Data organization and naming conventions

Cygnus persists context data into several storages, i.e. HDFS, MySQL and CKAN. These storages work in a very different way, organizing the data in files, database tables and hierarchical resources, respectively. In addition, all of them have different constraints regarding the naming of their elements.

This document summarizes the effort done by Cygnus in exposing an homogeneus way of organizing the data and a naming convention for the whole structure supporting the data.

Data organization

Orion headers

The way Cygnus organizes the data derives from the way Orion Context Broker does it. When Orion notifies certain context data, a couple of Http headers are added to the notification:

  • fiware-service: in some way, this header identifies the tenant or client the context data belongs to.
  • fiware-servicePath: within a tenant, the data may come from different paths or sets, which will be identified by this header.

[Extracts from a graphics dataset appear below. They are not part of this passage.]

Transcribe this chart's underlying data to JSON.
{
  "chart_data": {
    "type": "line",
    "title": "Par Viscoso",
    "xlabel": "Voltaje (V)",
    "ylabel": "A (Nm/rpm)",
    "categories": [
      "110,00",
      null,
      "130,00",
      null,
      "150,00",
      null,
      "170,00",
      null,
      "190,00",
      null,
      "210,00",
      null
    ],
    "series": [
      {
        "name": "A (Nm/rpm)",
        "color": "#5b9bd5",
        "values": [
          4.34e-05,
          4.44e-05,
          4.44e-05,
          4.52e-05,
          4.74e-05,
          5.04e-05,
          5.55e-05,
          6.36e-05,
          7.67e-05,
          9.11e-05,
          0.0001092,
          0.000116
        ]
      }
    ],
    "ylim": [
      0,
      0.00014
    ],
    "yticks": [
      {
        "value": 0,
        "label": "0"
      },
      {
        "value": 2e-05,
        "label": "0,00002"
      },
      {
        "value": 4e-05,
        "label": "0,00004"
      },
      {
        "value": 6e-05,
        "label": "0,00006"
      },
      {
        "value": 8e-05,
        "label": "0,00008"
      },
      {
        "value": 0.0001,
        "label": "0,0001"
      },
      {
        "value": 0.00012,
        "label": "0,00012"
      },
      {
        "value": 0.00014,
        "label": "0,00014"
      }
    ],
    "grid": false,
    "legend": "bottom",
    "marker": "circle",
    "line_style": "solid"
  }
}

An example of how these headers are used could be found in a Smart City having different public services such as gardens maintenance or garbage collection. If for instance a sensor measure regarding a park's grass humidity has to be notified, then the city name will be given in the fiware-service header, while the fiware-servicePath will contain a path such as /gardens/parks/south_park.

As can be seen, this way of organizing the data composes some kind of three-level hierarchical structure, being the first level the service, then being the second level the servicePath and finally the notified entity. This structure will be translated to all the sinks within Cygnus.

HDFS data organization

HDFS, like any other file system, organizes the data in files within directories. Thus, it seems obvious how the notified context data can be organized in HDFS:

hdfs:///user/<default_username>/<fiware-service>/<fiware-servicePath>/<extracted_entity_name>/<extracted_entity_name>.txt

MySQL data organization

MySQL, like any other relational database, organizes the data in tables within databases. Nevertheless, this data organization implies the usage of only two levels, which will match the fiware-service (database name) and the entity_name (table name). To fix it, the fiware-servicePath is prefixed to the table name.

databases:                       tables:
--------------------         ------------------------------------------------
| <fiware_service> |---1:N---| <fiware_servicePath>_<extracted_entity_name> |
--------------------         ------------------------------------------------

CKAN data organization

CKAN perfectly fits the three-level data organization through the organization, package and resource concepts:

organizations:               packages:                        resources:                          datastores:
--------------------         ------------------------         ---------------------------         -----------------
| <fiware_service> |---1:N---| <fiware_servicePath> |---1:N---| <extracted_entity_name> |---1:1---| <resource_id> |
--------------------         ------------------------         ---------------------------         -----------------

Within CKAN, the data is really stored within a datastore, but this is transparent to the user due to he/she only sees the resource level of the hierarchy.

Comparing data organizations

Level Orion HDFS MySQL CKAN
Service fiware-service header hdfs:///user/<default_username>/<fiware_service>/ <fiware-service> database <fiware-service> organization
Service path fiware-servicePath header hdfs:///user/<default_username>/<fiware-service>/<fiware-servicePath>/ - <fiware-servicePath> package/dataset
Entity Certain context data fields hdfs:///user/<default_username>/<fiware-service>/<fiware-servicePath>/<extracted_entity_name>/<extracted_entity_name>.txt <fiware-servicePath>_<extracted_entity_name> table resource

Naming conventions

Valid character set

Each one of the levels of the different data organizations managed by Cygnus (i.e. service, servicePath and entity) must be named with lowercase alphanumeric characters plus the _ character. Any uppercase characters will be casted to lowercase, and any other character different than an alphanumeric will be scaped to _.

Special considerations with fiware-servicePath

This header is constrained by the previous valid character set, of course, but a special consideration has to be commented. Tipically this header values are Unix paths-like, for instance /gardens/parks/south_park. According to the above rules the '/' characters should be scaped to _, resulting into _gardens_parks_south_park... but you will see it is really converted to gardens_parks_south_park. Please observe the initial _ associated to the root directory has been deleted. This is in order to avoid converted strings such as _ when only the root directoy / is notified.

Maximum element (service, servicePath, entity) length

Service and servicePath are limited to 50 characters. Any other element is limited to 64 characters, even in the case the service or the servicePath are part of that element's name.